Looking at the most important words for both female and male authors, it seems as if the female writers use more words pertaining to humans, such as “child”, “madam”, “god”, and “woman”. The men, on the other hand, seem to focus more on providing information and education, with words like “knowledge”, “mind”, “virtue”, and “experiment”. This raises an important point as to the subject of the books - although all of the books are scientific texts, women mostly wrote books about more abstract and humanly concepts, such as philosophy and midwifery, while the men generally wrote more rigorous books about mathematics and science.

The model observed some specific differences in part of speech usage between men and women, such as women using more interjections, modals, adjectives, and proper nouns, while men use more comparative adverbs and superlative adverbs. All of these can be used to tell the gender of the author of a book. Although I expected men to write shorter, more concise sentences, the length of the sentence appeared to not matter too much, only leaning slightly towards the female side.

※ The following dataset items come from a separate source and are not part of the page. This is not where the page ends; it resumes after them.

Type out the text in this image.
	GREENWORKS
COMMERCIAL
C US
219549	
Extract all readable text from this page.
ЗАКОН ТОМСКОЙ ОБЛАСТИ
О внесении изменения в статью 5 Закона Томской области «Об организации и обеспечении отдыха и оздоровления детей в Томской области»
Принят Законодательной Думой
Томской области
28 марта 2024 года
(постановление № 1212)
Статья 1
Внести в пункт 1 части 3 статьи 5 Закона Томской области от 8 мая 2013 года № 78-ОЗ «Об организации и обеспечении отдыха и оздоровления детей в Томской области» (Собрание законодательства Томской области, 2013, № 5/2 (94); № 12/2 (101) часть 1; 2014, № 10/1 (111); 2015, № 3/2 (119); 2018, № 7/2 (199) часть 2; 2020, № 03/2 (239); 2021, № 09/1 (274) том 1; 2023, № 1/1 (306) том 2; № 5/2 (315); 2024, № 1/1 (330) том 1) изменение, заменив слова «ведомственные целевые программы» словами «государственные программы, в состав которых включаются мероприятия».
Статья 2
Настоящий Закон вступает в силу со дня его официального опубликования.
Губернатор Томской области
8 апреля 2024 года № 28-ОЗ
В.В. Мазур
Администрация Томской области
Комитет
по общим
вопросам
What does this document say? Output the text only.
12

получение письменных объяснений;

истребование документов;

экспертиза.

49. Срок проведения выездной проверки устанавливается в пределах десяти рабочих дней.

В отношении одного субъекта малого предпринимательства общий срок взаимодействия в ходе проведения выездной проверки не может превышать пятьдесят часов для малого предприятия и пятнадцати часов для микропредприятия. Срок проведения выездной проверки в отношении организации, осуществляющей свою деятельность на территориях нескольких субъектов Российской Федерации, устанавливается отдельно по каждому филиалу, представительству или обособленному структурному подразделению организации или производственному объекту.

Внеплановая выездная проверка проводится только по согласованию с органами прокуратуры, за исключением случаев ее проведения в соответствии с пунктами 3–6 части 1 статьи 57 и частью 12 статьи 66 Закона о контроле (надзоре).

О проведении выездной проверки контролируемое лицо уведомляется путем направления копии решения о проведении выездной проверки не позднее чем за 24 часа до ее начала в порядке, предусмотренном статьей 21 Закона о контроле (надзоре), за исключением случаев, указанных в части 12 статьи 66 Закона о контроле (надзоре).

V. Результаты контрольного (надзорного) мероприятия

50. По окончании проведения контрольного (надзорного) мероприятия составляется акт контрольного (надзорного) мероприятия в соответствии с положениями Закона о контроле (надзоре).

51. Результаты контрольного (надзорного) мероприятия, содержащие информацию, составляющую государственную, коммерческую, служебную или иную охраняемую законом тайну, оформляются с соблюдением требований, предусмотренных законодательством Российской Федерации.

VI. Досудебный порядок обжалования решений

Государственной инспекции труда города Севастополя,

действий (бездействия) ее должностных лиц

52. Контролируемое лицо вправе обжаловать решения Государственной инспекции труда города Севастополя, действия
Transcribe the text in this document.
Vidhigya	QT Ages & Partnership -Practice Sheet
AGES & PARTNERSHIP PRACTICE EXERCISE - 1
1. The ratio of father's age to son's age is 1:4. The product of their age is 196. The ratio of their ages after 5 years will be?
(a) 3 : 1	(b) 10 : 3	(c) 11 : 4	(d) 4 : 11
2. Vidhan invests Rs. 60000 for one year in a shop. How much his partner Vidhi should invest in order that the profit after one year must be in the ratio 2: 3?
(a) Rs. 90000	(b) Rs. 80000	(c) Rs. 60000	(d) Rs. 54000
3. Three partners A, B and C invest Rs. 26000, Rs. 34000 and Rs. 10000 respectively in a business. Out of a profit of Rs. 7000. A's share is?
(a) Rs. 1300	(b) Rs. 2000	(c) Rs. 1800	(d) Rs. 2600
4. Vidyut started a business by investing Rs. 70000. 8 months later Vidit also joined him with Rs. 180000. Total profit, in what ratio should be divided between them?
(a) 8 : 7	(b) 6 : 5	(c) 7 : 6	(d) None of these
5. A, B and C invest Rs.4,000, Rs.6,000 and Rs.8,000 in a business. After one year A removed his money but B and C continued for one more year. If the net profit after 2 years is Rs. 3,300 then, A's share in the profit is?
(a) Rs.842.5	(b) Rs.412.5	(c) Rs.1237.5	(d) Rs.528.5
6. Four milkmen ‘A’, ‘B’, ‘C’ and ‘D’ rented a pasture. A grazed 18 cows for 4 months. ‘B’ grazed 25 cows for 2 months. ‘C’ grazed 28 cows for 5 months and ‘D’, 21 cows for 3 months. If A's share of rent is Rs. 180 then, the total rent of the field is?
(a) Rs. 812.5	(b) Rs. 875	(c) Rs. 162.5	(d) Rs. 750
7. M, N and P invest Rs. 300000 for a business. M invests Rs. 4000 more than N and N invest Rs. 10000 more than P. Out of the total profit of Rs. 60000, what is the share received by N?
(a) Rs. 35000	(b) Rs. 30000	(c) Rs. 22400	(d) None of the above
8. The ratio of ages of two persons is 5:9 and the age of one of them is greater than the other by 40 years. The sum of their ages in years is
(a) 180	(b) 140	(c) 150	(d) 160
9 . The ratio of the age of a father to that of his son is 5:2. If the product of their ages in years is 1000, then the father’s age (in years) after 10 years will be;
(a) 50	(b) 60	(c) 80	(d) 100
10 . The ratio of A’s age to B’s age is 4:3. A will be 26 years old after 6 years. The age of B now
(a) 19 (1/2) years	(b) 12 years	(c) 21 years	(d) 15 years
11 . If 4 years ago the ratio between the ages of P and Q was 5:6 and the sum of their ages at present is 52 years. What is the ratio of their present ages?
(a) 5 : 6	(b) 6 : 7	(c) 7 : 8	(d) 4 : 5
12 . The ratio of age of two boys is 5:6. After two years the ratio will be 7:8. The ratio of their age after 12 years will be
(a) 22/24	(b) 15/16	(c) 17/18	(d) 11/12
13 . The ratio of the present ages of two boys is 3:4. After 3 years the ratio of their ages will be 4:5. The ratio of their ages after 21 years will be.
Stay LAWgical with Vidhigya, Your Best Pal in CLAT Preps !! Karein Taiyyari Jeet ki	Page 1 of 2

In general, based on these features, I suspect that an important part of the difference between male and female writing is influenced heavily by the scarcity of female authors at that time. As I observed when looking through the female texts, almost all the books contained a section explaining why and how they received education and wrote the book as a female, as well as addressing their female audience and in general making many references to gender. Because female writers were so scarce back then, these authors probably were compelled to justify their writing by making references to their gender in the book. On the other hand, the male authors’ books usually did not contain any part or reference to the author’s gender or gender in general. This is supported by the use of the female authors of the words “woman” and “madam”, as well as their use of pronouns.